This article elaborates on that architecture by examining the relationships between Tasks, Task Segments, and HOF states using a large corpus of translation process data. Section 2 situates the proposed framework in relation to prior translation theories, highlighting its novel contribution. Section 3 outlines the TSF and HOF taxonomy and illustrates their segmentation logic using annotated progression graphs. Section 4 presents an empirical analysis of IKI distributions across 100 from-scratch translation sessions and explores the pausing patterns that define TSF segments. Section 5 offers conclusions in the light of Robinson’s (2023) ideosomatic theory, underscoring the integrative value of this model for future research in translation cognition.
2 Models of the Translation Process
Over the past 60 years, numerous approaches have emerged to explain and model translation processes in both humans and machines (MT). Despite fundamental differences, there are notable overlaps between these two approaches. This section provides a very brief review and situates the current proposal within this historical context.
Rule-based MT (RBMT), dominant until the early 1990s, modeled translation as a sequence of linguistic analyses: analysis, transfer, and generation. In Cognitive Translation and Interpreting Studies (CTIS), this mirrors the comprehension-transfer-production model (Angelone 2010), involving problem recognition, solution proposal, and evaluation. RBMT emphasized source text (ST) disambiguation, assuming transfer and target language generation to be relatively straightforward (Hutchins and Somers 1992).
The emergence of statistical MT (SMT) in the 1990s marked a shift. SMT built probabilistic models capable of generating many potential translations and selecting the most likely one using advanced decoding techniques. A similar shift occurred in Translation Studies, moving from equivalence-based linguistic theories (e.g. Nida 1964; Catford 1965) to Functionalism and Skopos Theory, which emphasized target audience needs and communicative purpose (Nord 2006; Pym 2003).
From the mid-1980s, cognitive theories were increasingly used in translation studies, focusing on the process of translation. Gile’s Effort Model (Gile 1985, 2009) highlight cognitive load and resource allocation in interpreting. Think-Aloud Protocols (TAPs) and later keystroke logging (Jakobsen 1999) offered empirical insights into mental operations, revisions, and hesitation patterns. Eye-tracking, introduced around 2005 in TPR, further revealed attention distribution and cognitive effort (Alves and Albir 2025).
Cognitive translation research has drawn from bilingualism and cognitive psychology. Theories like the Revised Hierarchical Model (Kroll and Stewart 1994) and the Bilingual Interactive Activation Model (Dijkstra and Van Heuven 2002) argue for non-selective language activation – bilinguals access all known languages simultaneously, a trait shared by multilingual large language models (LLMs), which also handle code-switching with ease.
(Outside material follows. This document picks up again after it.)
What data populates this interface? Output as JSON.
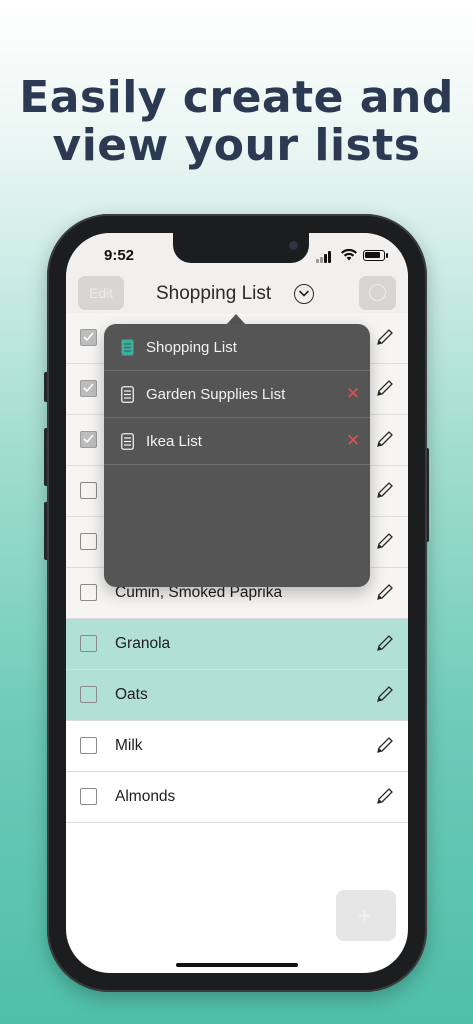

Translation Process Research (TPR) has adopted dual-process theories, distinguishing between fast, intuitive (Type 1) and slow, deliberate (Type 2) processes (Kahneman 2011). Königs (1987), Hönig (1991), Lörscher (1991), Schaeffer and Carl (2013), Carl and Schaeffer (2017, 2019) and others made distinctions between automatized and strategic translation behaviors, under a variety of different nominations see (Alves and Albir 2025) for a recent overview.
The default-interventionist model of reasoning and decision-making (Evans and Stanovich 2013) posits that intuitive processing is the default procedure, while intervention only take place when difficulty or novelty demands attention. This idea is echoed across translation scholarship (e.g. Carl and Dragsted 2012; Dimitrova 2005; Tirkkonen-Condit 2005), and the Monitor Model (Schaeffer and Carl 2013), which assumes that automated routines are overseen by higher-level monitoring processes.
Robinson (2023), building on Peirce (1992), introduces the concept “emotional interpretant,” arguing that emotional awareness precedes conscious reasoning. Emotions influence cognitive load, attention, and decision-making (Hubscher-Davidson 2017), and shape how translators interpret and resolve ambiguity. Because emotional and cognitive states surface in observable behaviors – such as keystrokes or gaze – they may offer clues into translators’ internal states. The next sections explore taxonomies to identify automated, reflective, and affective mental processes in translation process data.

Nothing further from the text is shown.